Baghdad (IraqiNews.com) – The financial advisor to the Prime Minister, Mudher Mohammad Saleh, announced on Saturday, June 6, 2026, that the government of Ali Falih al-Zaidi has adopted a comprehensive package of long-term reformative measures designed to shield the purchasing power of the Iraqi dinar and curb inflation.
Saleh explicitly ruled out any possibility of raising the national currency’s value through abrupt, short-term administrative decrees, stating that sustainable monetary strength relies on deep structural overhauls rather than quick political fixes.
According to Saleh, the current government strategy has successfully stabilized market prices for consumer goods by channeling import financing through official banking systems, backed heavily by the state’s foreign currency reserves. This monetary control has been further reinforced by the physical expansion of modern, state-backed cooperative grocery networks and advanced marketing frameworks. These parallel commercial steps have significantly diminished the influence of the informal shadow exchange market on the domestic pricing system, helping cap inflationary pressures.

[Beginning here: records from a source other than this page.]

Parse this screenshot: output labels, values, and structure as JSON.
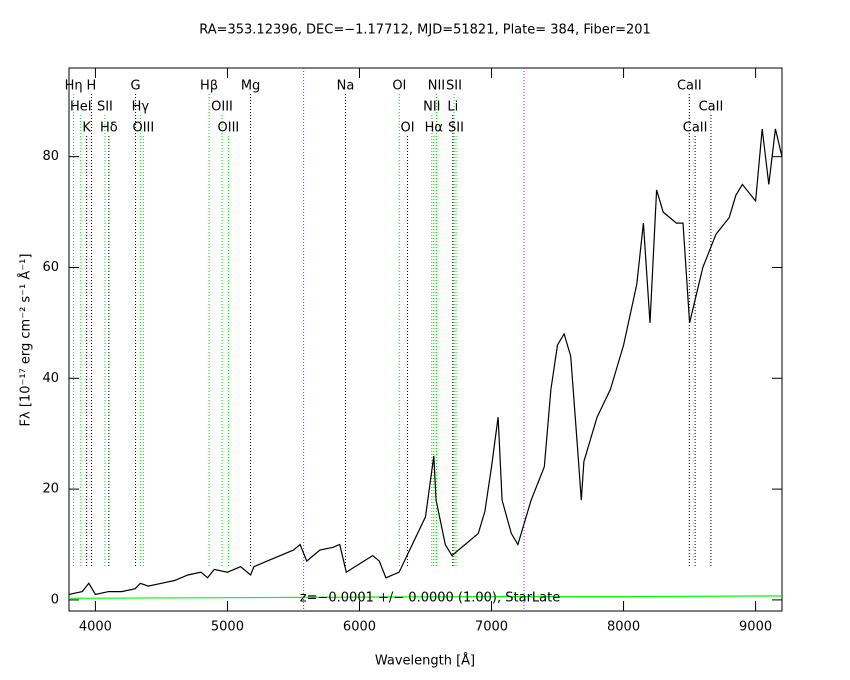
{
  "chart_data": {
    "type": "line",
    "title": "RA=353.12396, DEC=−1.17712, MJD=51821, Plate= 384, Fiber=201",
    "xlabel": "Wavelength [Å]",
    "ylabel": "Fλ [10⁻¹⁷ erg cm⁻² s⁻¹ Å⁻¹]",
    "annotation": "z=−0.0001 +/− 0.0000 (1.00), StarLate",
    "xlim": [
      3800,
      9200
    ],
    "ylim": [
      -2,
      96
    ],
    "xticks": [
      4000,
      5000,
      6000,
      7000,
      8000,
      9000
    ],
    "yticks": [
      0,
      20,
      40,
      60,
      80
    ],
    "series": [
      {
        "color": "#000000",
        "x": [
          3800,
          3900,
          3950,
          4000,
          4100,
          4200,
          4300,
          4340,
          4400,
          4500,
          4600,
          4700,
          4800,
          4850,
          4900,
          5000,
          5100,
          5175,
          5200,
          5300,
          5400,
          5500,
          5550,
          5600,
          5700,
          5800,
          5850,
          5900,
          6000,
          6100,
          6150,
          6200,
          6300,
          6400,
          6500,
          6563,
          6580,
          6650,
          6700,
          6800,
          6900,
          6950,
          7000,
          7050,
          7080,
          7150,
          7200,
          7300,
          7400,
          7450,
          7500,
          7550,
          7600,
          7650,
          7680,
          7700,
          7800,
          7900,
          8000,
          8100,
          8150,
          8200,
          8250,
          8300,
          8400,
          8450,
          8500,
          8550,
          8600,
          8700,
          8800,
          8850,
          8900,
          9000,
          9050,
          9100,
          9150,
          9200
        ],
        "values": [
          1,
          1.5,
          3,
          1,
          1.5,
          1.5,
          2,
          3,
          2.5,
          3,
          3.5,
          4.5,
          5,
          4,
          5.5,
          5,
          6,
          4.5,
          6,
          7,
          8,
          9,
          10,
          7,
          9,
          9.5,
          10,
          5,
          6.5,
          8,
          7,
          4,
          5,
          10,
          15,
          26,
          18,
          10,
          8,
          10,
          12,
          16,
          24,
          33,
          18,
          12,
          10,
          18,
          24,
          38,
          46,
          48,
          44,
          28,
          18,
          25,
          33,
          38,
          46,
          57,
          68,
          50,
          74,
          70,
          68,
          68,
          50,
          55,
          60,
          66,
          69,
          73,
          75,
          72,
          85,
          75,
          85,
          80
        ]
      },
      {
        "color": "#00ff00",
        "x": [
          3800,
          5000,
          6000,
          7000,
          8000,
          9000,
          9200
        ],
        "values": [
          0.3,
          0.4,
          0.5,
          0.6,
          0.6,
          0.7,
          0.7
        ]
      }
    ],
    "line_colors": {
      "emission": "#00dd00",
      "absorption": "#000000",
      "sky": "#dd00dd"
    },
    "sky_lines": [
      5577,
      7246
    ],
    "line_labels": [
      [
        {
          "label": "Hη",
          "wavelength": 3835,
          "kind": "emission"
        },
        {
          "label": "H",
          "wavelength": 3970,
          "kind": "absorption"
        },
        {
          "label": "G",
          "wavelength": 4304,
          "kind": "absorption"
        },
        {
          "label": "Hβ",
          "wavelength": 4861,
          "kind": "emission"
        },
        {
          "label": "Mg",
          "wavelength": 5175,
          "kind": "absorption"
        },
        {
          "label": "Na",
          "wavelength": 5894,
          "kind": "absorption"
        },
        {
          "label": "OI",
          "wavelength": 6302,
          "kind": "emission"
        },
        {
          "label": "NII",
          "wavelength": 6583,
          "kind": "emission"
        },
        {
          "label": "SII",
          "wavelength": 6716,
          "kind": "emission"
        },
        {
          "label": "CaII",
          "wavelength": 8498,
          "kind": "absorption"
        }
      ],
      [
        {
          "label": "HeI",
          "wavelength": 3889,
          "kind": "emission"
        },
        {
          "label": "SII",
          "wavelength": 4072,
          "kind": "emission"
        },
        {
          "label": "Hγ",
          "wavelength": 4340,
          "kind": "emission"
        },
        {
          "label": "OIII",
          "wavelength": 4959,
          "kind": "emission"
        },
        {
          "label": "NII",
          "wavelength": 6548,
          "kind": "emission"
        },
        {
          "label": "Li",
          "wavelength": 6707,
          "kind": "absorption"
        },
        {
          "label": "CaII",
          "wavelength": 8662,
          "kind": "absorption"
        }
      ],
      [
        {
          "label": "K",
          "wavelength": 3934,
          "kind": "absorption"
        },
        {
          "label": "Hδ",
          "wavelength": 4102,
          "kind": "absorption"
        },
        {
          "label": "OIII",
          "wavelength": 4363,
          "kind": "emission"
        },
        {
          "label": "OIII",
          "wavelength": 5007,
          "kind": "emission"
        },
        {
          "label": "OI",
          "wavelength": 6364,
          "kind": "absorption"
        },
        {
          "label": "Hα",
          "wavelength": 6563,
          "kind": "emission"
        },
        {
          "label": "SII",
          "wavelength": 6731,
          "kind": "emission"
        },
        {
          "label": "CaII",
          "wavelength": 8542,
          "kind": "absorption"
        }
      ]
    ]
  }
}
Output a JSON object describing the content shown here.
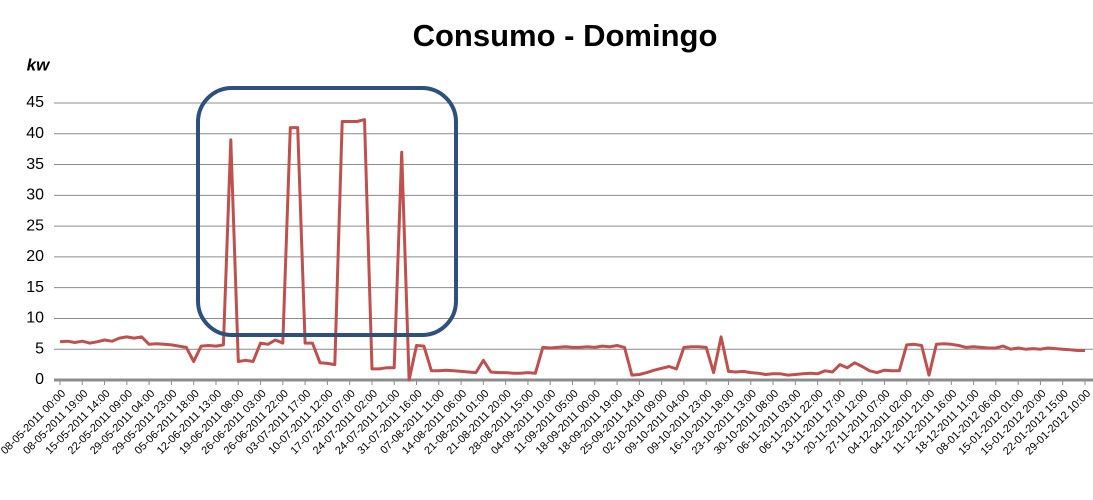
{
  "chart_data": {
    "type": "line",
    "title": "Consumo - Domingo",
    "y_label": "kw",
    "categories": [
      "08-05-2011 00:00",
      null,
      null,
      "08-05-2011 19:00",
      null,
      null,
      "15-05-2011 14:00",
      null,
      null,
      "22-05-2011 09:00",
      null,
      null,
      "29-05-2011 04:00",
      null,
      null,
      "29-05-2011 23:00",
      null,
      null,
      "05-06-2011 18:00",
      null,
      null,
      "12-06-2011 13:00",
      null,
      null,
      "19-06-2011 08:00",
      null,
      null,
      "26-06-2011 03:00",
      null,
      null,
      "26-06-2011 22:00",
      null,
      null,
      "03-07-2011 17:00",
      null,
      null,
      "10-07-2011 12:00",
      null,
      null,
      "17-07-2011 07:00",
      null,
      null,
      "24-07-2011 02:00",
      null,
      null,
      "24-07-2011 21:00",
      null,
      null,
      "31-07-2011 16:00",
      null,
      null,
      "07-08-2011 11:00",
      null,
      null,
      "14-08-2011 06:00",
      null,
      null,
      "21-08-2011 01:00",
      null,
      null,
      "21-08-2011 20:00",
      null,
      null,
      "28-08-2011 15:00",
      null,
      null,
      "04-09-2011 10:00",
      null,
      null,
      "11-09-2011 05:00",
      null,
      null,
      "18-09-2011 00:00",
      null,
      null,
      "18-09-2011 19:00",
      null,
      null,
      "25-09-2011 14:00",
      null,
      null,
      "02-10-2011 09:00",
      null,
      null,
      "09-10-2011 04:00",
      null,
      null,
      "09-10-2011 23:00",
      null,
      null,
      "16-10-2011 18:00",
      null,
      null,
      "23-10-2011 13:00",
      null,
      null,
      "30-10-2011 08:00",
      null,
      null,
      "06-11-2011 03:00",
      null,
      null,
      "06-11-2011 22:00",
      null,
      null,
      "13-11-2011 17:00",
      null,
      null,
      "20-11-2011 12:00",
      null,
      null,
      "27-11-2011 07:00",
      null,
      null,
      "04-12-2011 02:00",
      null,
      null,
      "04-12-2011 21:00",
      null,
      null,
      "11-12-2011 16:00",
      null,
      null,
      "18-12-2011 11:00",
      null,
      null,
      "08-01-2012 06:00",
      null,
      null,
      "15-01-2012 01:00",
      null,
      null,
      "15-01-2012 20:00",
      null,
      null,
      "22-01-2012 15:00",
      null,
      null,
      "29-01-2012 10:00"
    ],
    "values": [
      6.2,
      6.3,
      6.1,
      6.3,
      6.0,
      6.2,
      6.5,
      6.3,
      6.8,
      7.0,
      6.8,
      7.0,
      5.8,
      5.9,
      5.8,
      5.7,
      5.5,
      5.3,
      3.0,
      5.5,
      5.6,
      5.5,
      5.7,
      39,
      3.0,
      3.2,
      3.0,
      6.0,
      5.8,
      6.5,
      6.0,
      41,
      41,
      6.0,
      6.0,
      2.8,
      2.7,
      2.5,
      42,
      42,
      42,
      42.3,
      1.8,
      1.8,
      2.0,
      2.0,
      37,
      0,
      5.6,
      5.5,
      1.5,
      1.5,
      1.6,
      1.5,
      1.4,
      1.3,
      1.2,
      3.2,
      1.3,
      1.2,
      1.2,
      1.1,
      1.1,
      1.2,
      1.1,
      5.3,
      5.2,
      5.3,
      5.4,
      5.3,
      5.3,
      5.4,
      5.3,
      5.5,
      5.4,
      5.6,
      5.3,
      0.8,
      0.9,
      1.2,
      1.6,
      1.9,
      2.2,
      1.8,
      5.3,
      5.4,
      5.4,
      5.3,
      1.2,
      7.0,
      1.4,
      1.3,
      1.4,
      1.2,
      1.1,
      0.9,
      1.0,
      1.0,
      0.8,
      0.9,
      1.0,
      1.1,
      1.0,
      1.5,
      1.3,
      2.5,
      2.0,
      2.8,
      2.2,
      1.5,
      1.2,
      1.6,
      1.5,
      1.5,
      5.7,
      5.8,
      5.6,
      0.8,
      5.8,
      5.9,
      5.8,
      5.6,
      5.3,
      5.4,
      5.3,
      5.2,
      5.2,
      5.5,
      5.0,
      5.2,
      5.0,
      5.1,
      5.0,
      5.2,
      5.1,
      5.0,
      4.9,
      4.8,
      4.8
    ],
    "color": "#c0504d",
    "ylim": [
      0,
      45
    ],
    "yticks": [
      0,
      5,
      10,
      15,
      20,
      25,
      30,
      35,
      40,
      45
    ],
    "grid": true
  }
}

However, the financial advisor issued a stark warning regarding active macroeconomic variables putting downward pressure on the dinar. Chief among these threats are rigid geopolitical constraints imposed on global energy markets, escalating regional conflicts, and the resulting volatility in foreign currency inflows and overall economic confidence. Saleh noted that an over-reliance on volatile crude oil revenues, unchecked monetary expansion, and any future drops in official reserves pose direct risks to the country’s fiscal health.
To permanently secure the currency, Saleh emphasized that the government is actively working on a long-term economic transition plan. This framework focuses on aggressively building up foreign exchange reserves, diversifying national income streams away from oil dependence, and stabilizing the country’s balance of payments.
Furthermore, the administration’s roadmap relies heavily on accelerating commercial banking sector reforms, rapidly expanding digital and electronic payment tools, and widening national financial inclusion to systematically dismantle the parallel market’s leverage over the national economy.